Now that we’re in our 30s, the momentum we developed in college has slowed to a substance-less crawl. Our jobs are very different (I’m an editor and I’m not sure what he does—think Chandler Bing), and our interests are even more so (I like to bake and he likes to climb dangerous mountains). We’ll text once in a while—usually about his dog. Pillemer explains that there are two major things working against us: our age and the fact that he’s not my sister. In terms of sibling closeness, there’s what Pillemer calls the hourglass model: “You see your siblings a lot when you’re living together, and then you often reconnect when your own kids are grown,” he says. In between, it’s natural to have less contact: “So much of your energy is focused on figuring out a career, establishing independence, and making other relationships,” Kramer says. If my brother were my sister, Kramer agrees things might be different. Studies have found that sibling sets made up of two sisters tend to be closest, although obviously there are exceptions.
Studies have found that sibling sets made up of two sisters tend to be closest, although obviously there are exceptions.

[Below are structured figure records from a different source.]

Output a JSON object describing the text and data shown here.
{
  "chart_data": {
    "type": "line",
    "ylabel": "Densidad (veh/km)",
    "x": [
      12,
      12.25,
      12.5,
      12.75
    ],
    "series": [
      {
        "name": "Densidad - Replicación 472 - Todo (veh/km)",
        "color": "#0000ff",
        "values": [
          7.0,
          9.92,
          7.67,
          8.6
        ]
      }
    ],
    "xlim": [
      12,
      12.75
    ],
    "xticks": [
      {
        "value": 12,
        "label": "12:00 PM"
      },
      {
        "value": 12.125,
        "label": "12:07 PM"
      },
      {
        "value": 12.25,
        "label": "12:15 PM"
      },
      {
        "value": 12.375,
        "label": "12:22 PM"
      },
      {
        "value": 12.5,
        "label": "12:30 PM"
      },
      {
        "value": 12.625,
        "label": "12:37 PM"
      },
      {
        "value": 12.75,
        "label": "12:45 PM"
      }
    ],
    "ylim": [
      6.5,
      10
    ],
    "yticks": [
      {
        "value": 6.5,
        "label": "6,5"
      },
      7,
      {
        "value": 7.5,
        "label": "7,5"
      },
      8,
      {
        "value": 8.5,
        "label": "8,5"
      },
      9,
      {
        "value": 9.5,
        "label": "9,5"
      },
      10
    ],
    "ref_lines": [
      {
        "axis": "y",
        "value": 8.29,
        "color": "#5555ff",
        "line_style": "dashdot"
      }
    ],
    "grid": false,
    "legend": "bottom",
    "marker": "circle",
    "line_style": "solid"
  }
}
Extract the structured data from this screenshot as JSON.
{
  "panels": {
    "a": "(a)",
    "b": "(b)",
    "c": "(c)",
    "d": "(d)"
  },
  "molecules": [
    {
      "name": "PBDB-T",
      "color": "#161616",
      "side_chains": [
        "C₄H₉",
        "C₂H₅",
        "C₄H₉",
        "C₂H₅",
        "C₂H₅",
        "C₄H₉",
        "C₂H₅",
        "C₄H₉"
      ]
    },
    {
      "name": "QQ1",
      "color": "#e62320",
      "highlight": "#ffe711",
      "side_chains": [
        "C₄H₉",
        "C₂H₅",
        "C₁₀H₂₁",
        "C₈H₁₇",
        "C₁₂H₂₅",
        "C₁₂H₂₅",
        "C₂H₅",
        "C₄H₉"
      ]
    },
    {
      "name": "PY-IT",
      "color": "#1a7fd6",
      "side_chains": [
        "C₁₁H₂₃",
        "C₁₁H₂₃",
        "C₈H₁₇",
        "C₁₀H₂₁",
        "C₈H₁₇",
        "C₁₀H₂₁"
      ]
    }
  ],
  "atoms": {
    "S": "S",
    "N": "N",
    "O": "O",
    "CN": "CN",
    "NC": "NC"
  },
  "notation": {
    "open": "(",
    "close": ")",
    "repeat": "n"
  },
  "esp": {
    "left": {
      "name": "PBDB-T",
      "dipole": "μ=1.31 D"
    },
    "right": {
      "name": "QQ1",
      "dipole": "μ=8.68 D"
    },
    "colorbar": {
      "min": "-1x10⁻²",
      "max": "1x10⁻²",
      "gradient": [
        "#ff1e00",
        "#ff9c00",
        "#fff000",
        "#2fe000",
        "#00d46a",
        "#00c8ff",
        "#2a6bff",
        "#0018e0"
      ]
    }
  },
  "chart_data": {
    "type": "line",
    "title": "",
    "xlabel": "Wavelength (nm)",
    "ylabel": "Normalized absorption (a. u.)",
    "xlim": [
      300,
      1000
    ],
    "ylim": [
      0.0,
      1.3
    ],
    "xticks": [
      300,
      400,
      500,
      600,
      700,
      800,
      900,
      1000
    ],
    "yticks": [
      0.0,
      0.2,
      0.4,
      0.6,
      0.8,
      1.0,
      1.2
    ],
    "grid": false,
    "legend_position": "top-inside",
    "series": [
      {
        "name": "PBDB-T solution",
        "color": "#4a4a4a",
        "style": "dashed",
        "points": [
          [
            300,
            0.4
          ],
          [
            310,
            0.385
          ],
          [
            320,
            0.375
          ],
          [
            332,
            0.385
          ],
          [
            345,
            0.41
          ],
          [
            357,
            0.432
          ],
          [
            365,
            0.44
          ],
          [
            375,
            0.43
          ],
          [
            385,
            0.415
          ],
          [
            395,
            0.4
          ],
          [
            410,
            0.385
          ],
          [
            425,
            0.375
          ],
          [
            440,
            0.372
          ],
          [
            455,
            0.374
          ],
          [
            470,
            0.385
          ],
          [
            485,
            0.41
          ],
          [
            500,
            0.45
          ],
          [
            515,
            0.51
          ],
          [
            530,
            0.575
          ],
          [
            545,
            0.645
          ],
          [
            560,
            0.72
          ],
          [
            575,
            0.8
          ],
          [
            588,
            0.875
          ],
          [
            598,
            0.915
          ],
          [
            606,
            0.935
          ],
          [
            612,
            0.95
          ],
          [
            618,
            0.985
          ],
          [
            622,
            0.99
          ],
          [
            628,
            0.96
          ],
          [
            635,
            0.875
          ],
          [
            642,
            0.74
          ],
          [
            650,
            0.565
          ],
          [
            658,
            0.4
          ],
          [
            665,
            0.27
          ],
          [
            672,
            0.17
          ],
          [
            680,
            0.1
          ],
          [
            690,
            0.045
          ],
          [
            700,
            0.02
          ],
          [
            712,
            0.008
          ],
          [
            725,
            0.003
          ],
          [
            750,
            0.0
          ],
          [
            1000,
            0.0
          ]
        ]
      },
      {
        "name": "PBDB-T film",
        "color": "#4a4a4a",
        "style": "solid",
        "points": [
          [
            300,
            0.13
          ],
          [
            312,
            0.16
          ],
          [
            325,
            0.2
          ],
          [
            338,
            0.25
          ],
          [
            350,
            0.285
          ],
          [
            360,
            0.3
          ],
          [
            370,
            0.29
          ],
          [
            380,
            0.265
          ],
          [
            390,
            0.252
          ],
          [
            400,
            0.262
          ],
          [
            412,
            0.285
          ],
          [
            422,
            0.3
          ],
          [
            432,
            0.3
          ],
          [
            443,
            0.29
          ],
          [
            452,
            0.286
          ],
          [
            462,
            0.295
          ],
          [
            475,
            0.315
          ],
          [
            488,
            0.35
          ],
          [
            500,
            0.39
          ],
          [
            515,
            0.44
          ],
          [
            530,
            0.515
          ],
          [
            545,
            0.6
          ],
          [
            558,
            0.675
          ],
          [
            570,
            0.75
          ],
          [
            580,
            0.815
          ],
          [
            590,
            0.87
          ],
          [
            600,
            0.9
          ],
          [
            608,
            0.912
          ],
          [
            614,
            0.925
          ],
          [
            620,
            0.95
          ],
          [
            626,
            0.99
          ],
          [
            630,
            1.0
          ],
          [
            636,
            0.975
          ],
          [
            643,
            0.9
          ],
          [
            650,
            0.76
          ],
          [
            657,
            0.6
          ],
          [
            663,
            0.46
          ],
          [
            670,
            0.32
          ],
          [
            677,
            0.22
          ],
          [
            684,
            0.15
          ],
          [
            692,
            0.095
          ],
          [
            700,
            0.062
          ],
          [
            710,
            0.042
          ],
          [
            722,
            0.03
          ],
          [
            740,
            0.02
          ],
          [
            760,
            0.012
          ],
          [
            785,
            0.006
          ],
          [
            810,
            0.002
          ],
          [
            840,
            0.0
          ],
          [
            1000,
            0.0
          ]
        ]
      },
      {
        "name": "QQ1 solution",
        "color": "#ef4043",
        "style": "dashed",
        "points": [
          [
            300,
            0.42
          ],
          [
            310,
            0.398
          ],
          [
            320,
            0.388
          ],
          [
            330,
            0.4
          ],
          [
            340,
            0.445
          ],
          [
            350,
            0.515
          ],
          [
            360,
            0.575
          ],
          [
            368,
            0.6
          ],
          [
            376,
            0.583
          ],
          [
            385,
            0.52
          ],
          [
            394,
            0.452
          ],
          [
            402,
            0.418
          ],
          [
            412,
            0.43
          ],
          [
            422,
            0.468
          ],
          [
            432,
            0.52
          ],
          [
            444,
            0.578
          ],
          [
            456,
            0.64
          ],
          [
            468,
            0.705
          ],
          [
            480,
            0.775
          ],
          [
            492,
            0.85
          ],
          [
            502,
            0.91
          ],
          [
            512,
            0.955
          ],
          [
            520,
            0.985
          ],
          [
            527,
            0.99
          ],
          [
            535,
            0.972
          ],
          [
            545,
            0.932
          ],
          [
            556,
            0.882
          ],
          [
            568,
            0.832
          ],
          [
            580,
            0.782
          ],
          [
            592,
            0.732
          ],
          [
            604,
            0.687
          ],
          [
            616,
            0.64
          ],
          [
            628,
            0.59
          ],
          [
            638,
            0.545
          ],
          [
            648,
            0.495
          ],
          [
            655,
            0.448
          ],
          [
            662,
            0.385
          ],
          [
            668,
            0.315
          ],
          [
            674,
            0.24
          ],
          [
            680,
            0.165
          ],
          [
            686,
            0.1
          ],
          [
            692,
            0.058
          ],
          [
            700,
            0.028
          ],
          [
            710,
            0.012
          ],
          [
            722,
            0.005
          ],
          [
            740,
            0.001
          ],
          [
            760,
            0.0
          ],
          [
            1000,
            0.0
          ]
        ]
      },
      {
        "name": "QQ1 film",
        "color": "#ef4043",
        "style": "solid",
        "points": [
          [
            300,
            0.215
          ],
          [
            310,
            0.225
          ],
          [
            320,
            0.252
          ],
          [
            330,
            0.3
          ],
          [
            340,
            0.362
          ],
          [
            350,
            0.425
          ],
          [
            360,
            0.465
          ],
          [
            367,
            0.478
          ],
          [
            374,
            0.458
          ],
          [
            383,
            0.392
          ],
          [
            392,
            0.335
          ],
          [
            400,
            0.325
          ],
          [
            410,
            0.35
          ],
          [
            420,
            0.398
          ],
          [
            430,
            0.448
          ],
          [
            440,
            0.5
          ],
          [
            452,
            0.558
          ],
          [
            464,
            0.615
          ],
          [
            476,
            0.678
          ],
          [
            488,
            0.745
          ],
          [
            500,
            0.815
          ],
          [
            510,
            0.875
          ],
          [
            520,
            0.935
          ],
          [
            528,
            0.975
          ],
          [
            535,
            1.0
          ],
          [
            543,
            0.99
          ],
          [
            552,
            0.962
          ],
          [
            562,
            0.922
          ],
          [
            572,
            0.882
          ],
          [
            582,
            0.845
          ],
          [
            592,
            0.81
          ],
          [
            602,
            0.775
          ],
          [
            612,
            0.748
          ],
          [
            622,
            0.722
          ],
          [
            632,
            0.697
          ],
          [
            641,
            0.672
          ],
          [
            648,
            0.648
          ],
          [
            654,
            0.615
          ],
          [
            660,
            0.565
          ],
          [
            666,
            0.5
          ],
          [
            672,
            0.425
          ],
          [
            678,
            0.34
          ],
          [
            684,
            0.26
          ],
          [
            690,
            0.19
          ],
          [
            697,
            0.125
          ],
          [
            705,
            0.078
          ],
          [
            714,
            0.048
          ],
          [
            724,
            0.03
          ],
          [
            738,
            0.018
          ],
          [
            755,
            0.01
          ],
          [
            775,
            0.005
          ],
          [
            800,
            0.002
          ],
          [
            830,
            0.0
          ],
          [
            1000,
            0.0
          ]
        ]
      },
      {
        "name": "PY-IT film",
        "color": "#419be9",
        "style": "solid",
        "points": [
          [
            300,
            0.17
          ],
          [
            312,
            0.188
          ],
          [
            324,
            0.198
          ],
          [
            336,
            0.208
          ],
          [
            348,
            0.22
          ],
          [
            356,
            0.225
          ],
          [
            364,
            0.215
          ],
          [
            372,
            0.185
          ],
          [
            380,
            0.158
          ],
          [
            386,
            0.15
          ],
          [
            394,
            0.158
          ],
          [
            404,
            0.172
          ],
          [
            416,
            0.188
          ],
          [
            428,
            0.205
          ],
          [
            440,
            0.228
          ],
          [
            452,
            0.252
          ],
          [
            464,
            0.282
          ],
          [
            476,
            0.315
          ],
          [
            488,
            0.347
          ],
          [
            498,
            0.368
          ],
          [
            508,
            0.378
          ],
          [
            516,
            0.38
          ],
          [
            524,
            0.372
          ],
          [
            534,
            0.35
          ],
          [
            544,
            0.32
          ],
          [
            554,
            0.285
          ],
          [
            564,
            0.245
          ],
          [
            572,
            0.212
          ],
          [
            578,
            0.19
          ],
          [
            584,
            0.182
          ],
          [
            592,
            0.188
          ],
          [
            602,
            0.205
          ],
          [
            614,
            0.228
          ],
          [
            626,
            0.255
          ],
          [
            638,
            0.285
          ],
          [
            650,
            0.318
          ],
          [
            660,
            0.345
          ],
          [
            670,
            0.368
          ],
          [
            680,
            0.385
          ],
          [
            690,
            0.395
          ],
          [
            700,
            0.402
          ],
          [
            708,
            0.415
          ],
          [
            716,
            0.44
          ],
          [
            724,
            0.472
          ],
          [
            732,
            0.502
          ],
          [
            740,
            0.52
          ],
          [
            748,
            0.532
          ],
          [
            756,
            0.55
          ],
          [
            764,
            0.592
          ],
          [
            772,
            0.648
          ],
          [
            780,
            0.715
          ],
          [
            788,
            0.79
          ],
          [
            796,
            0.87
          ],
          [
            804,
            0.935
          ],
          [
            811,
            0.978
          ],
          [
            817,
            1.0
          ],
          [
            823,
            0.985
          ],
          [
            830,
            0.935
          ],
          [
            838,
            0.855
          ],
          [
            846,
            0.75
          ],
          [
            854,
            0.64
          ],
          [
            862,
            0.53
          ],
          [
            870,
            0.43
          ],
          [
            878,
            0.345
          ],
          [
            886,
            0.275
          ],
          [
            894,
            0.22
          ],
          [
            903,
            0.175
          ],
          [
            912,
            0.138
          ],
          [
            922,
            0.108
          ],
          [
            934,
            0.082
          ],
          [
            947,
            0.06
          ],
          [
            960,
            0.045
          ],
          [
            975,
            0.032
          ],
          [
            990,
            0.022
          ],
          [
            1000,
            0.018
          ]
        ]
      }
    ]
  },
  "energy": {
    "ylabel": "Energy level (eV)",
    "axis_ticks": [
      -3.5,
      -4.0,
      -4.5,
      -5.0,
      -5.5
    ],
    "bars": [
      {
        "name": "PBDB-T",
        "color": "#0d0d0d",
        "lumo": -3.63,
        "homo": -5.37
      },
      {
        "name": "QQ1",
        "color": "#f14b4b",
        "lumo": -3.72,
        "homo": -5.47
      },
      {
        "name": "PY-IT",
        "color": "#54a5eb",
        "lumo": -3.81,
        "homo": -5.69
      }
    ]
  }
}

What if I did want to strengthen our bond? The good news is that experts say it’s never too late. They suggested I pick up the phone and give him a call—regularly. (I realise basically no-one talks on the phone anymore, but this still feels somehow plausible.) Knowing that’s in my back pocket, I feel better. And for siblings with real hostility—as in deep-rooted issues or an extremely hurtful falling-out in the past—there’s hope there too. You can still work on those bonds, even if you’ve been out of touch for years. “With siblings, people usually have a greater willingness to try harder,” says Bertoli, comparing the relationship to friendships that have fallen by the wayside. Be sure to preface a call or e-mail by saying, “Hey, just thought of you and wanted to reach out.” You know, so their first reaction isn’t wondering what terminal disease you have. For me, I’m fine with things as is. I appreciate that my brother will be my longest relationship in life. He’s the only one who can completely understand what it was like to grow up in our city, with our parents, in that specific house. He was there for our nightly dinners, when our grandmother died, and through every punishment I ever got. I can recount those stories for my husband and show him photographs, but he wasn’t there. I know that if I really needed my brother for something, he’d have my back—and vice versa. And he is there for the ‘big-deal’ things, like my wedding. He’s just not part of my day-to-day.
“Our relationship works for us,” my brother said when I called to tell him about this story. (I texted first to see if he was free to talk, and he fittingly responded by asking if everything was all right.) “We’re both just really busy,” he said, “but you’re right, we’d be there for each other in a bind.” Ours is an increasingly normal state of affairs, Bertoli says, as people wait longer to marry and build close friend squads that fill in for sibling relationships. For now, we’ve found a system that works for us. And that’s okay.”